It wouldn’t protect her against the winds for long; she’d proved that three lunar years ago. But it could buy her some time. “I’ll see what I can do,” Last said.

Wrapped in slidecloth, with a rope harness tied around her body and the flute in her hand, Eyo faced the sandstorm again. Someone had built a bridge over what remained of the Eckuoz Sea at the beginning of the last solar year, widdershins of Oneua and Gevsilon; it turned the weed-filled gap between the windowless backs of the Oneui tenements and the sandstorm into a thoroughfare for people in that part of Driftwood. Garbed and harnessed as she was, Eyo garnered a lot of odd stares from passers-by. Last held the other end of the rope, ready to pull.

“Give me a hundred heartbeats,” she said.

Last snorted. “What am I, a fishmonger with a day-old catch? No bargaining. I’ll give you thirty, and I’ll pull you out sooner if I see the slidecloth start to shred.
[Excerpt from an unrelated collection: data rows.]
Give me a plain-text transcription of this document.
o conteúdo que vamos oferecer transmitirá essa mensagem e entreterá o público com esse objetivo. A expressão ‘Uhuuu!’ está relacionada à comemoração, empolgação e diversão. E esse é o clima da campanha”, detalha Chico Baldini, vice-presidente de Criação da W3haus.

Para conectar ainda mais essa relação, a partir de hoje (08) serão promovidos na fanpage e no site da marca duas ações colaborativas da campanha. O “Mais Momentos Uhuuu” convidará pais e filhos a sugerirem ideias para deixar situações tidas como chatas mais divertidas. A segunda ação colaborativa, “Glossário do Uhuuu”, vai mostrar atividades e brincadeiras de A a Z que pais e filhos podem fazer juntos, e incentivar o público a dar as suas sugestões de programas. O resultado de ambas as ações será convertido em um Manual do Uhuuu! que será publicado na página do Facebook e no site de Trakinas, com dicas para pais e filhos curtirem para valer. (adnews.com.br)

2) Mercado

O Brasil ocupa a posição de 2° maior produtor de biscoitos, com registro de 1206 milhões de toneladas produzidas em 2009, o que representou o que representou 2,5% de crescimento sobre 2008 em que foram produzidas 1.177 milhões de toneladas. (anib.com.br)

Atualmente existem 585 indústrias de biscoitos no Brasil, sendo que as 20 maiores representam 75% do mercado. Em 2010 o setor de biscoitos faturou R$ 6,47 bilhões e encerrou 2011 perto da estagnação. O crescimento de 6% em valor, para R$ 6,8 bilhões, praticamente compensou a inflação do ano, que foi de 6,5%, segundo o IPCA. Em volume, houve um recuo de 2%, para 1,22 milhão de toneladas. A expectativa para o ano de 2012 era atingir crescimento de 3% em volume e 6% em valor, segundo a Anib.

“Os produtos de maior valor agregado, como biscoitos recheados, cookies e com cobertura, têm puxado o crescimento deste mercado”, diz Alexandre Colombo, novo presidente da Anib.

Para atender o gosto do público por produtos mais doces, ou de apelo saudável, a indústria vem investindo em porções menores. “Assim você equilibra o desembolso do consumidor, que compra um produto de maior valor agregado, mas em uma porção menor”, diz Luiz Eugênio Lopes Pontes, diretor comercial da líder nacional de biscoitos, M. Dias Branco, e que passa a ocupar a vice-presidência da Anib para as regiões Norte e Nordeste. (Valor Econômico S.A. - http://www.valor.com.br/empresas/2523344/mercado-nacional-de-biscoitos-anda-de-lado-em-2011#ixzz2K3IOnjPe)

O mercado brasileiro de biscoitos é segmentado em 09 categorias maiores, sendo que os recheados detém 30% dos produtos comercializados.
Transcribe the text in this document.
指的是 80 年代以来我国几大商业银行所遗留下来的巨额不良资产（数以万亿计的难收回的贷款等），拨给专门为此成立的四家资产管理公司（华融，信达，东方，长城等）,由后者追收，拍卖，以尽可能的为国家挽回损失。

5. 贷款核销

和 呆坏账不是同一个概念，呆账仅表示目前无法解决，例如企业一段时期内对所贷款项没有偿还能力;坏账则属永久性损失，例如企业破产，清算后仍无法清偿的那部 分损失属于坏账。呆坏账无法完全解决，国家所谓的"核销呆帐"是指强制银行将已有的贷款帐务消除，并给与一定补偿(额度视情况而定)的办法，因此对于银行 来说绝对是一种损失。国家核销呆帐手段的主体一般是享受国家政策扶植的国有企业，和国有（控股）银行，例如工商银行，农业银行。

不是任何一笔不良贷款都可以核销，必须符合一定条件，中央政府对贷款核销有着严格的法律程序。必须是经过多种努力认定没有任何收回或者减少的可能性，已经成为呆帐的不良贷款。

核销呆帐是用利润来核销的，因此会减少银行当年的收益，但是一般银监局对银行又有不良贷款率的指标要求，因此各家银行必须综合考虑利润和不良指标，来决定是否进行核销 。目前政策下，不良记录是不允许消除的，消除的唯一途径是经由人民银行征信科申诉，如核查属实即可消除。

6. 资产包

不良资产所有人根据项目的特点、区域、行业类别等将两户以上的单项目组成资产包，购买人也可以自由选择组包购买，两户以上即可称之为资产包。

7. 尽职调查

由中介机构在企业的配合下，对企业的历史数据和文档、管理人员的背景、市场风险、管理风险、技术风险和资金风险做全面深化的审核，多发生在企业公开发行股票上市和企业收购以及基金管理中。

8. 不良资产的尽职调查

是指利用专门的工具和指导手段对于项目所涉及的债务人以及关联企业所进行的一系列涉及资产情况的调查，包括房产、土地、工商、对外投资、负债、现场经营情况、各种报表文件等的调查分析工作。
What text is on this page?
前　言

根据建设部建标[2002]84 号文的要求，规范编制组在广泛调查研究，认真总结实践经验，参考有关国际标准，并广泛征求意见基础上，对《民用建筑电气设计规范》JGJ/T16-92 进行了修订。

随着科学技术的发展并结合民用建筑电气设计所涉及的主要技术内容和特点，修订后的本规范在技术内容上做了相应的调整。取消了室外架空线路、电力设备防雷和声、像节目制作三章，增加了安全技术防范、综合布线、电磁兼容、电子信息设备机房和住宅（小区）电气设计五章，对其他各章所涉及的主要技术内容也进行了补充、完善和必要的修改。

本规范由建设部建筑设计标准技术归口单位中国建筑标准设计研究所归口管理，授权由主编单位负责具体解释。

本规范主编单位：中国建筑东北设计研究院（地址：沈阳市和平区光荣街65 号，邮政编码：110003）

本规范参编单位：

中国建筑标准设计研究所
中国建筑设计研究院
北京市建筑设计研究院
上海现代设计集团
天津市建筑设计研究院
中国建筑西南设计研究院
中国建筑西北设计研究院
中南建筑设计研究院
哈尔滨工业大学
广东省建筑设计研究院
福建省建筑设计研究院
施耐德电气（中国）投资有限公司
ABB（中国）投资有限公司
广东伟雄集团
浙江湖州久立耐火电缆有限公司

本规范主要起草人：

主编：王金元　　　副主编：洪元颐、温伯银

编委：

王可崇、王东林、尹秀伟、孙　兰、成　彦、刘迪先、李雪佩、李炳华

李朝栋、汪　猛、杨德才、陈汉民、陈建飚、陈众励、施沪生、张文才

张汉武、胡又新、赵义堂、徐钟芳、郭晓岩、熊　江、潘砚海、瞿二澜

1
You’re already going to get your face flayed.” Unhappiness weighed down his words.

There was no arguing with him. Short of taking the rope harness off entirely, she couldn’t prevent him from yanking her back. Eyo’s younger self might have done it in a fit of bravado, but she was smart enough now to accept the precaution. “All right.”

She pulled the slidecloth mask down over her face, leaving only her mouth clear. Somehow, not being able to see the storm made it far more frightening. Her pulse pounded, counting off the beats faster than usual. Eyo’s breath shallowed, and when she brought the flute to her lips, it took her three tries to produce a sound, even though she’d practiced for this day.

Gevsilon never had much of a breeze, as if the forces that brought Driftwood together needed some cosmic counterbalance for the maelstrom of Oneua. What movement there was died as Eyo began to play, the air settling around her like a warm, damp blanket.

She wasn’t ready. But she made herself step forward anyway.

The list of things that didn’t work grew longer as the years went by.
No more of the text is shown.